I took the attched frame from a vid I shot last night with a Toucam. I simply picked out a spot in the sky with my scope, plugged in and adjusted the webcam and started recording. The area of the sky that I picked up on was about 120 degrees in azimuth and ~ 40 degrees altitude from my position.
When I processed the vid into individual frames and used Paint Shop Pro to (only) adjust brightness and contrast, I noted what I hope appears in the attached shot - stars/objects of various colors, mainly white, blue and red.
What do the differences in colors mean in terms of the object(s)??
Difficult to comment without seeing other frames from the video. My first impression is hot pixels in the camera rather than star images. A 1/60 sec exposure generally shows very few stars and I would have expected to see larger images if it were a star.
Do you have similar frames? have you stacked say 20 + do they show a "build up" of star images??
Thanks for the suggestion - I've attached a stacked jpg composed of about 25 images...if I reemmber correctly, I had exposure time set at about 1/25 sec last night when the vid was taken.

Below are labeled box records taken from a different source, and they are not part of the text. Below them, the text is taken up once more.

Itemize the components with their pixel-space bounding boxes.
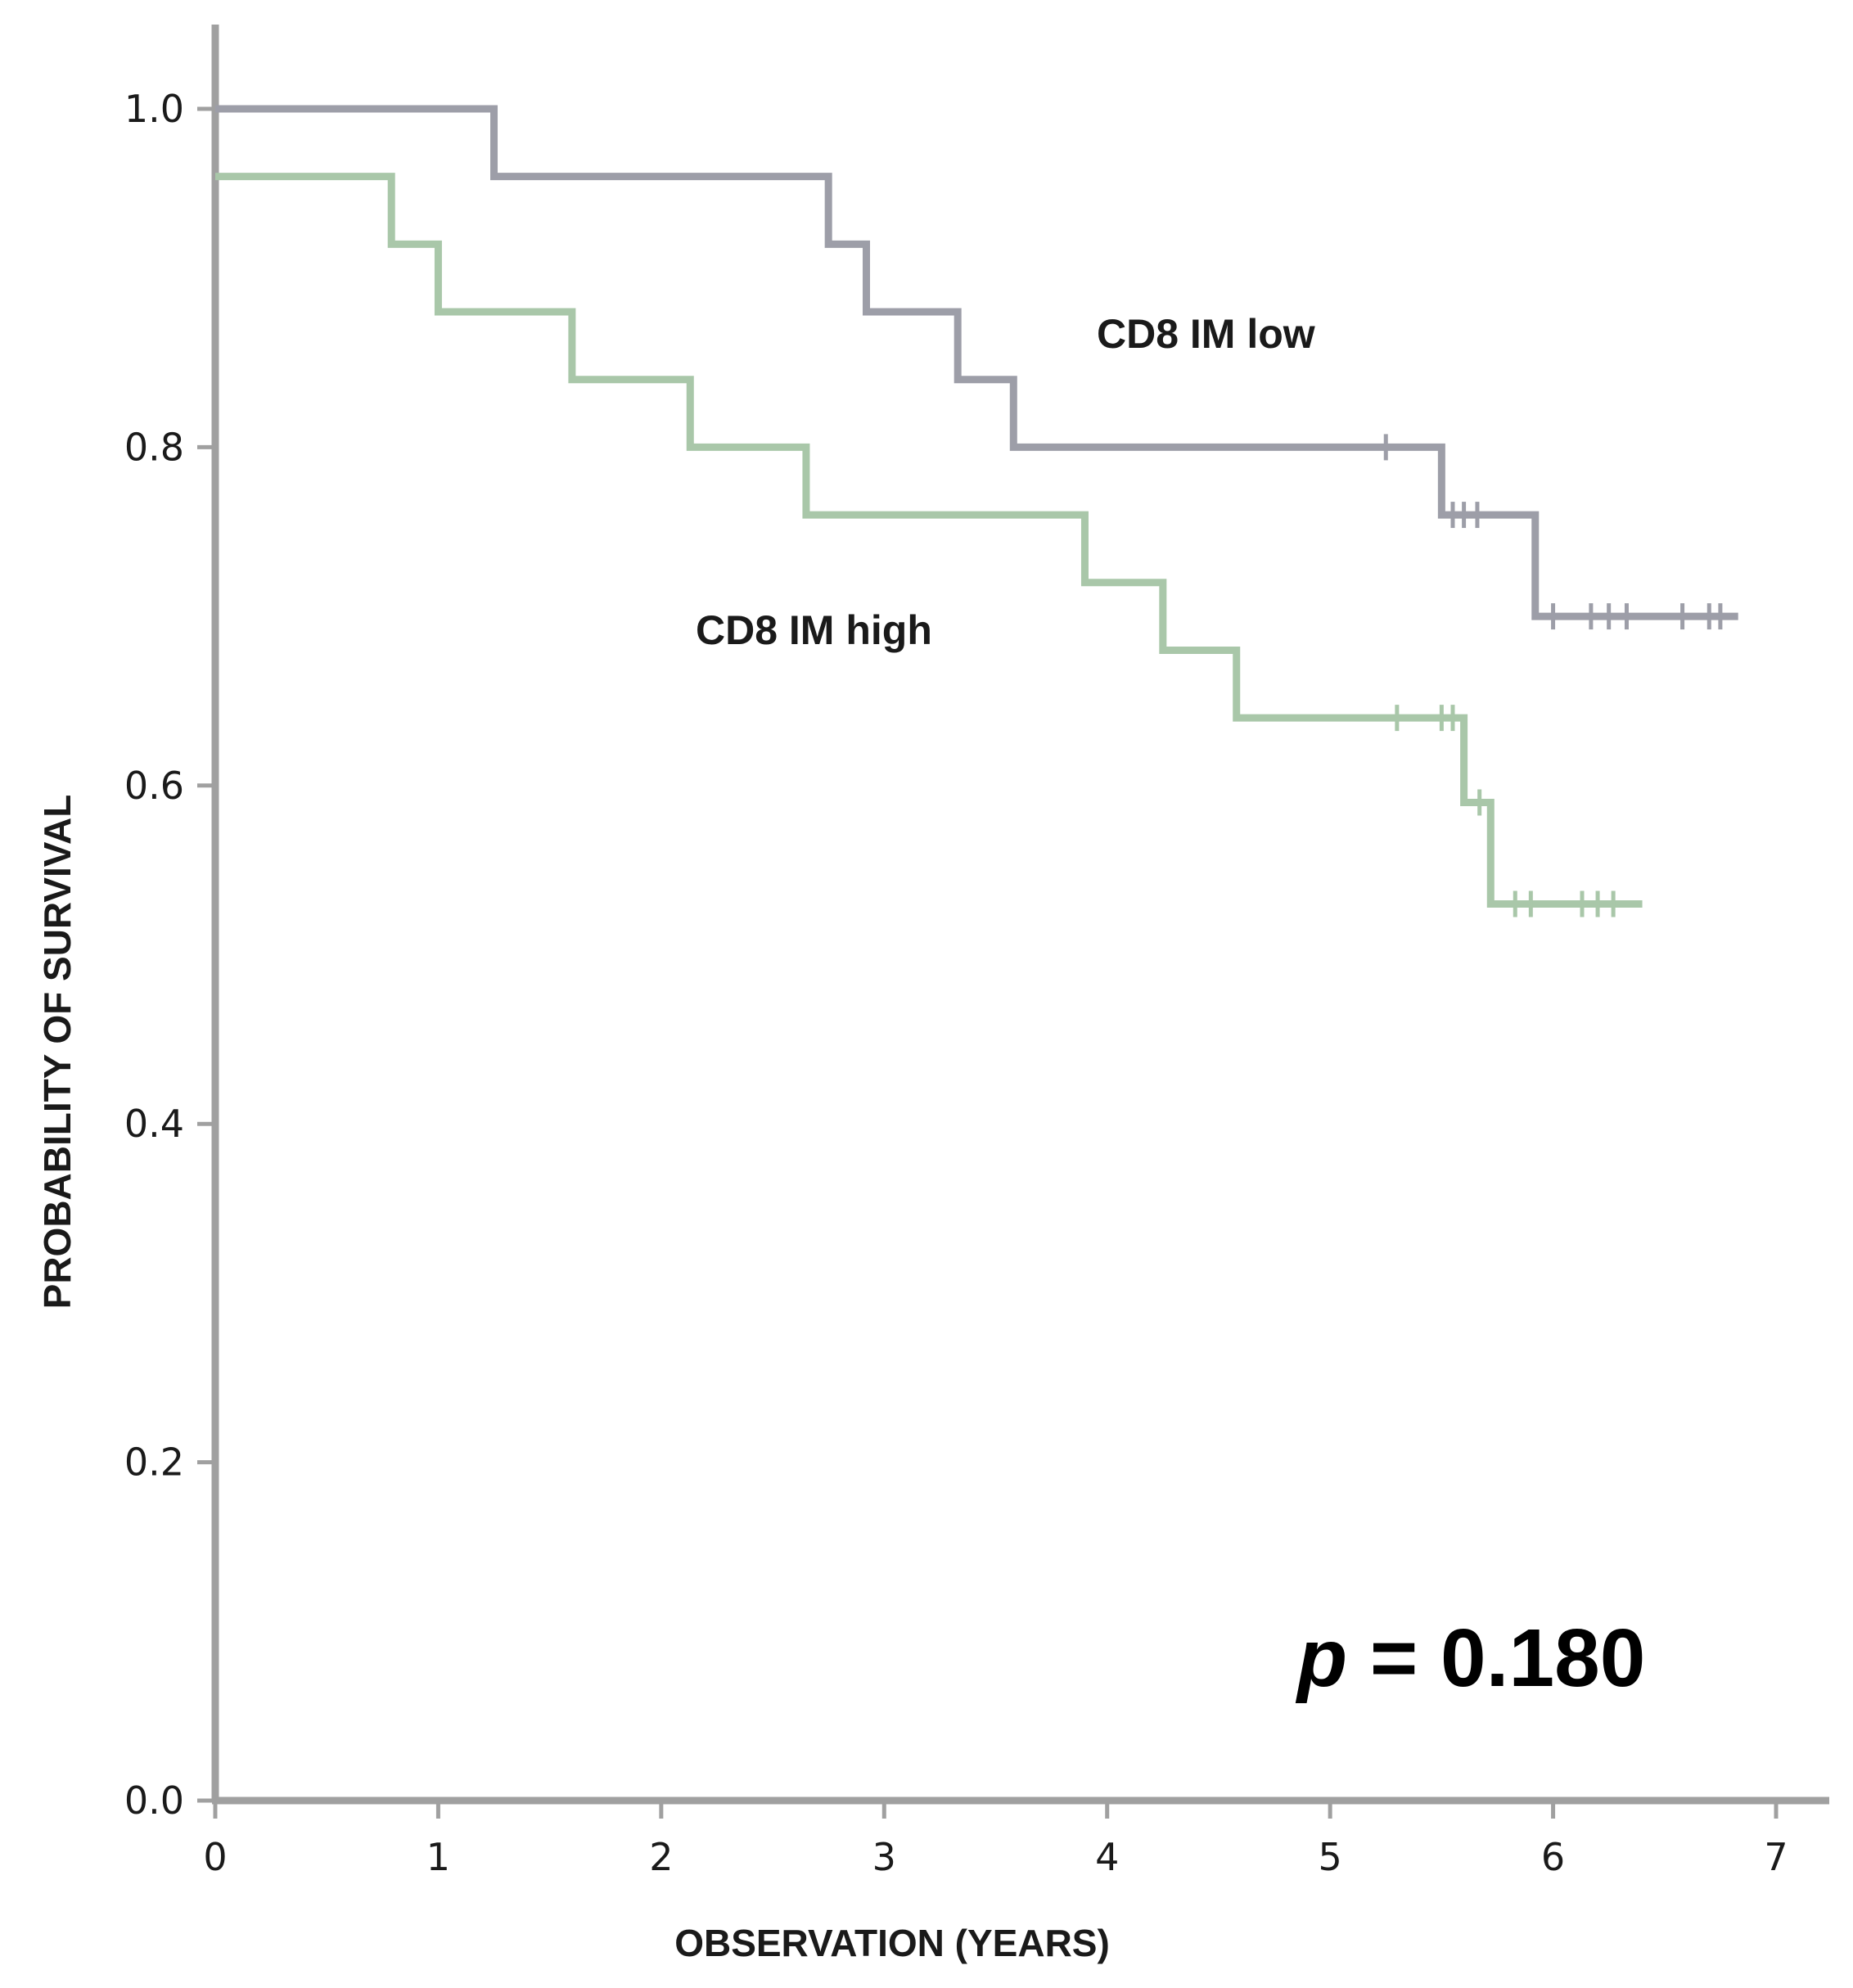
series-layer [215, 105, 1738, 917]
x-tick-label: 4 [1095, 1835, 1119, 1879]
x-tick-label: 7 [1764, 1835, 1788, 1879]
x-tick-label: 1 [426, 1835, 450, 1879]
p-value-text: = 0.180 [1347, 1612, 1645, 1704]
survival-curve-cd8-im-low [215, 105, 1738, 620]
survival-curve-cd8-im-high [215, 173, 1643, 908]
x-tick-label: 6 [1541, 1835, 1565, 1879]
axes: 0 1 2 3 4 5 6 7 0.0 0.2 0.4 0.6 0.8 1.0 [124, 25, 1829, 1879]
y-tick-label: 0.8 [124, 425, 184, 469]
x-axis-title: OBSERVATION (YEARS) [674, 1922, 1110, 1964]
y-tick-label: 0.6 [124, 764, 184, 808]
y-axis-title: PROBABILITY OF SURVIVAL [36, 795, 79, 1310]
x-tick-label: 2 [649, 1835, 673, 1879]
series-label-cd8-im-high: CD8 IM high [696, 607, 932, 653]
series-cd8-im-high [215, 173, 1643, 917]
x-tick-label: 5 [1319, 1835, 1342, 1879]
x-tick-label: 3 [872, 1835, 896, 1879]
p-value-symbol: p [1295, 1612, 1347, 1704]
series-label-cd8-im-low: CD8 IM low [1097, 311, 1315, 357]
y-tick-label: 1.0 [124, 87, 184, 131]
series-cd8-im-low [215, 105, 1738, 630]
y-tick-label: 0.2 [124, 1440, 184, 1485]
p-value-annotation: p = 0.180 [1295, 1612, 1645, 1704]
y-tick-label: 0.4 [124, 1102, 184, 1146]
x-tick-label: 0 [203, 1835, 227, 1879]
y-tick-label: 0.0 [124, 1778, 184, 1823]
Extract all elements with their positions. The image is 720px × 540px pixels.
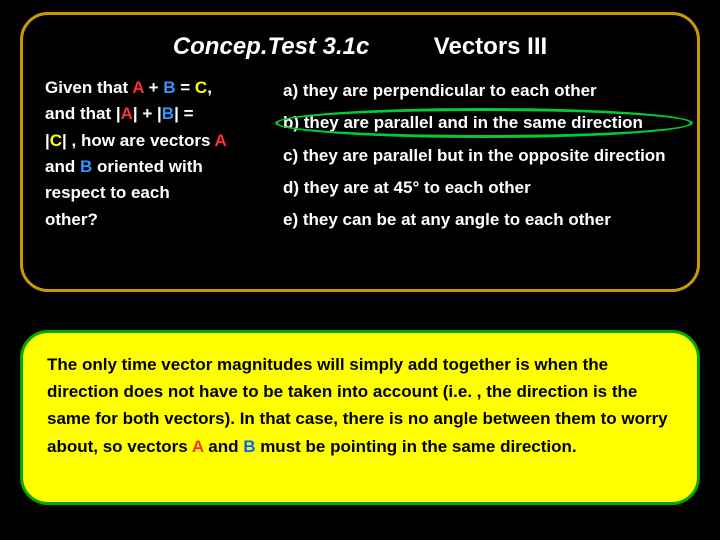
answer-b: b) they are parallel and in the same dir… — [283, 107, 675, 139]
explanation-text: must be pointing in the same direction. — [255, 437, 576, 456]
vector-c: C — [50, 131, 62, 150]
q-text: Given that — [45, 78, 132, 97]
q-text: , how are vectors — [67, 131, 215, 150]
vector-b: B — [243, 437, 255, 456]
answer-b-text: b) they are parallel and in the same dir… — [283, 113, 643, 132]
answer-a: a) they are perpendicular to each other — [283, 75, 675, 107]
q-text: respect to each — [45, 183, 170, 202]
q-text: , — [207, 78, 212, 97]
q-text: other? — [45, 210, 98, 229]
q-text: + — [138, 104, 157, 123]
title-left: Concep.Test 3.1c — [173, 33, 370, 61]
vector-a: A — [215, 131, 227, 150]
answer-d: d) they are at 45° to each other — [283, 172, 675, 204]
q-text: + — [144, 78, 163, 97]
answers-list: a) they are perpendicular to each other … — [283, 75, 675, 236]
q-text: oriented with — [92, 157, 203, 176]
vector-b: B — [80, 157, 92, 176]
vector-a: A — [132, 78, 144, 97]
q-text: and — [45, 157, 80, 176]
q-text: = — [176, 78, 195, 97]
question-panel: Concep.Test 3.1c Vectors III Given that … — [20, 12, 700, 292]
vector-b: B — [162, 104, 174, 123]
title-right: Vectors III — [434, 33, 547, 61]
content-row: Given that A + B = C, and that |A| + |B|… — [45, 75, 675, 236]
explanation-text: and — [204, 437, 244, 456]
explanation-panel: The only time vector magnitudes will sim… — [20, 330, 700, 505]
vector-c: C — [195, 78, 207, 97]
answer-e: e) they can be at any angle to each othe… — [283, 204, 675, 236]
vector-b: B — [163, 78, 175, 97]
title-row: Concep.Test 3.1c Vectors III — [45, 33, 675, 61]
vector-a: A — [192, 437, 204, 456]
answer-c: c) they are parallel but in the opposite… — [283, 140, 675, 172]
question-text: Given that A + B = C, and that |A| + |B|… — [45, 75, 275, 236]
q-text: and that — [45, 104, 116, 123]
q-text: = — [179, 104, 194, 123]
vector-a: A — [121, 104, 133, 123]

I'm assuming it's a standard webcam set-up, no long exposure mods. The dark bands at the edges... maybe due to registration between the images, but I still see a "dark" frame of hot pixels which have now been added to make them brighter!!! Take a proper dark frame ( cover the lens) and see if it looks similar. When this is subtracted from your exposure, what ever is left should be an image of the sky.
I think the std webcam is very limited for general sky shots, maybe someone else can comment.